This really challenged my assumption it was going to be as easy as looking for a bot_token
or something similar. Someone in the Nous discord suggested using regex and/or XML parsers both of which are non-starters for various reasons including lack of flexibility for different models' tool call formats, possible security/DOS issues with regex, etc. And, to your point, there is a wide breadth of tool calling formats for different models. It would be difficult to implement and support a dozen different XML/regex parsers for different models in a serving engine, and you would still have to know which one to use for which model.
The idea of a reverse chat template had actually occurred to me, but I didn't think it was actually a real thing that jinja supports (I have only used regular jinja templates and haven't read the docs from end-to-end) so I was kind of stuck on this :P
Being able to auto-detect a reverse template from the tokenizer_config.json
that you can use to transform tool calls into a uniform schema/protocol like OpenAI's format is (I think) the ideal solution - this would create a much better DX than having to implement custom parsing code for each separate model/tool call format and since (for better or for worse) OpenAI's API constructs are treated as the default protocol for LLM serving engines, this is an important feature to have in serving engines.
So I think this would be the ideal solution. Happy to help on this in any way that I can!
Well, I wouldn't say that Jinja "supports" it, lol, but I think we can make it work. Jinja is fundamentally a template engine; it doesn't return anything, it always outputs a string using a template, some inputs and the functions and methods it has access to. However, it does have a lot of methods around e.g. JSON support, and internally it can work with objects like lists and dicts. Although we might need to give it access to some string search tools to make it work, I think it should be possible for a template to parse out blocks of the input, add them to dicts or lists, and finally render those dicts/lists as JSON, which the calling program could just load with json.loads()
or similar.
I'll probably have to try writing a couple of examples for this before I get a feel for the extensions it needs, though! And thanks for the offer of help - I'll definitely ping you when I open the draft PR, but in the meantime, if you have any ideas about the functions that would need to be callable inside the template to enable a parser like this, let me know!

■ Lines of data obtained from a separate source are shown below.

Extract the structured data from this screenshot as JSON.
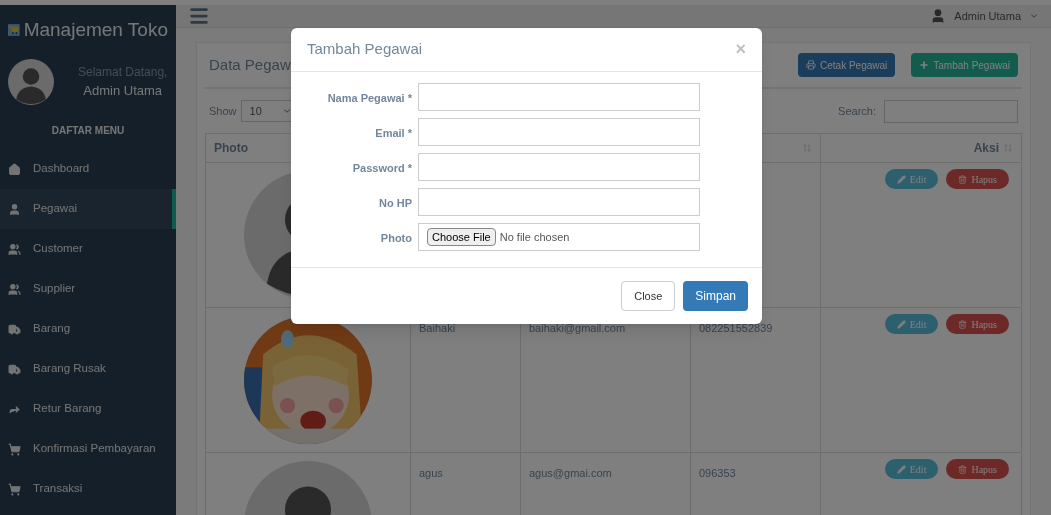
{
  "brand": {
    "title": "Manajemen Toko"
  },
  "profile": {
    "greeting": "Selamat Datang,",
    "name": "Admin Utama"
  },
  "menu_title": "DAFTAR MENU",
  "sidebar": {
    "items": [
      {
        "label": "Dashboard",
        "selected": false
      },
      {
        "label": "Pegawai",
        "selected": true
      },
      {
        "label": "Customer",
        "selected": false
      },
      {
        "label": "Supplier",
        "selected": false
      },
      {
        "label": "Barang",
        "selected": false
      },
      {
        "label": "Barang Rusak",
        "selected": false
      },
      {
        "label": "Retur Barang",
        "selected": false
      },
      {
        "label": "Konfirmasi Pembayaran",
        "selected": false
      },
      {
        "label": "Transaksi",
        "selected": false
      }
    ]
  },
  "topbar": {
    "user": "Admin Utama"
  },
  "panel": {
    "title": "Data Pegaw",
    "print_button": "Cetak Pegawai",
    "add_button": "Tambah Pegawai",
    "show_label": "Show",
    "page_size": "10",
    "search_label": "Search:"
  },
  "table": {
    "columns": [
      "Photo",
      "Aksi"
    ],
    "rows": [
      {
        "kind": "avatar",
        "cells": [],
        "actions": [
          "Edit",
          "Hapus"
        ]
      },
      {
        "kind": "picture",
        "cells": [
          "Baihaki",
          "baihaki@gmail.com",
          "082251552839"
        ],
        "actions": [
          "Edit",
          "Hapus"
        ]
      },
      {
        "kind": "avatar",
        "cells": [
          "agus",
          "agus@gmai.com",
          "096353"
        ],
        "actions": [
          "Edit",
          "Hapus"
        ]
      }
    ]
  },
  "modal": {
    "title": "Tambah Pegawai",
    "close_icon": "×",
    "fields": [
      {
        "label": "Nama Pegawai *",
        "kind": "text"
      },
      {
        "label": "Email *",
        "kind": "text"
      },
      {
        "label": "Password *",
        "kind": "text"
      },
      {
        "label": "No HP",
        "kind": "text"
      },
      {
        "label": "Photo",
        "kind": "file",
        "button": "Choose File",
        "status": "No file chosen"
      }
    ],
    "buttons": [
      "Close",
      "Simpan"
    ]
  }
}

Hmm. Looks like this might be helpful, even if only in terms of how to think about framing the template reversing, although obviously it's quite verbose - https://github.com/mudler/LocalAI/pull/2445
Hi
@Rocketknight1
and
@kmistele
great discussion and initiative regarding tool call parsing template as part of tokenizer_config.json
I reiterate Matt's points with regards to using a single bot_token
since Hermes models will have more added_tokens
as part of agentic workflow such as scratch_pad
has already been sort of approved as part of new function calling format.
In light of that I would like to share a yaml
config from LocalAI API that supports Hermes Pro model's multiple tool calls + scratchpad using a yaml config file with jinja templates.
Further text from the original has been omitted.